Photo by Jed Owen on Unsplash


Lunchtime, I’m meditating on a hoof. I’m a tapping on my own shoulder: a hoof. A hoof grows indefinitely until its owner becomes lame. There’s a cow on my back who is a tapping on my shoulder: her hoof. That cow can’t walk. She’s all lame. I won’t touch her hooves. Something here has grown too large. I wonder which came first – the beast or the pasture – and a hoof is pressed against my lips. I’ll never make her walk. She is a thought bubble pressing into my back. She has endured multitudes for such large hooves. Once the cows stop working we drift them out onto the lake in tiny splintering boats. But this one’s special. She’s hooves. She’s a tapping on my shoulder. She’s gravity. Can’t even walk. Needs my spine, my shoulders, myself.

A person can become familiar with a cow.

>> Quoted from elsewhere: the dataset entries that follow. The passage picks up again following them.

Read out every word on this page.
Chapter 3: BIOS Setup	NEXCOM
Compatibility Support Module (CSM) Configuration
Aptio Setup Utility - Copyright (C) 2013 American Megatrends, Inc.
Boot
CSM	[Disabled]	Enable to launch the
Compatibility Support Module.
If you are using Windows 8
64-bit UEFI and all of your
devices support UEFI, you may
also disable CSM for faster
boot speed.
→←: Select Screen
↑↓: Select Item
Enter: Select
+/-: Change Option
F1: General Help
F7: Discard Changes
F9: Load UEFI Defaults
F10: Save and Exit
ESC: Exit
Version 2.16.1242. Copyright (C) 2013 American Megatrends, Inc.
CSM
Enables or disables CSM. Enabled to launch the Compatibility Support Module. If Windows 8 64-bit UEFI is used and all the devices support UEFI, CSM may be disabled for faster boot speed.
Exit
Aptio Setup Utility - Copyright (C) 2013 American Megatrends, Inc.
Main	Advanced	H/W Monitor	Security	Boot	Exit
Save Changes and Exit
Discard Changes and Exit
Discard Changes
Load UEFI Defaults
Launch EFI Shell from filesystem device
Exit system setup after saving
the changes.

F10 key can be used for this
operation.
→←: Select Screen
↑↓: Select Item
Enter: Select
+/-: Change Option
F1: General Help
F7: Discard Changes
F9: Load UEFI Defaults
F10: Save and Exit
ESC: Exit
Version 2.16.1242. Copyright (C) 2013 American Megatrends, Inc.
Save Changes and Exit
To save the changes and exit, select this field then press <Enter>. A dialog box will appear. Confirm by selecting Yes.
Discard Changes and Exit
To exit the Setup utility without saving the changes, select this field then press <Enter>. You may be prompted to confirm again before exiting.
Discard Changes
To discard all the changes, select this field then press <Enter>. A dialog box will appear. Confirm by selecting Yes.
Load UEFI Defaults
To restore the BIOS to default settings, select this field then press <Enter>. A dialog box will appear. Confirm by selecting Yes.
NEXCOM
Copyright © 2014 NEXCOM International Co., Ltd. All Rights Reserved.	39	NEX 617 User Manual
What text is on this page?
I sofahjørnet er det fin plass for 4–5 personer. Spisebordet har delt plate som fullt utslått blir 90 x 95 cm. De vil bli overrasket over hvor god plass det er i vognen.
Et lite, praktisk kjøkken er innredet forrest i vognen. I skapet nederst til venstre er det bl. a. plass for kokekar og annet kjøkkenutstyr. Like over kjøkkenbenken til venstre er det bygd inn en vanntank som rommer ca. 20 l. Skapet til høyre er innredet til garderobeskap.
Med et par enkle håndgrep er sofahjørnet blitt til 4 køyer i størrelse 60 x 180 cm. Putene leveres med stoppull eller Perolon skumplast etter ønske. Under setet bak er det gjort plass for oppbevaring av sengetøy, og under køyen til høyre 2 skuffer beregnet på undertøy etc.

A hoof can be a friend, or a meal, or an illness you forget about. A hoof grows indefinitely to fit the pasture beneath it. Then the animal becomes lame. Then the earth becomes lame. I can sit inside of a concrete box for days on end and feed myself on silly ideas and cold chicken soup but will I ever grow? Is there some dirt somewhere for me to stand on? I’ve never been impressed with the size of a person. I’m meant to believe a person can do anything they set their mind to, and yet we are all so small and we pretend to outgrow things even though we can’t. Every which way I look is pasture.

The hooves, though. I’m hungry. Anything that will make me grow. Lunchtime. The cow, she’s meditating on me. A lowing.

Aidan Dolbashian is a graduate of University College Dublin’s M.A. Creative Writing program, where he served as the poetry editor for the HCE Review, the UCD M.A. program’s literary journal. He obtained his B.A. in English from the University of Vermont, where he produced an honours thesis centred on the prose poem. He is the recipient of the Benjamin B. Wainwright award for poetry. His work has been previously published in Oyster River Pages, Catfish Creek and the HCE Review.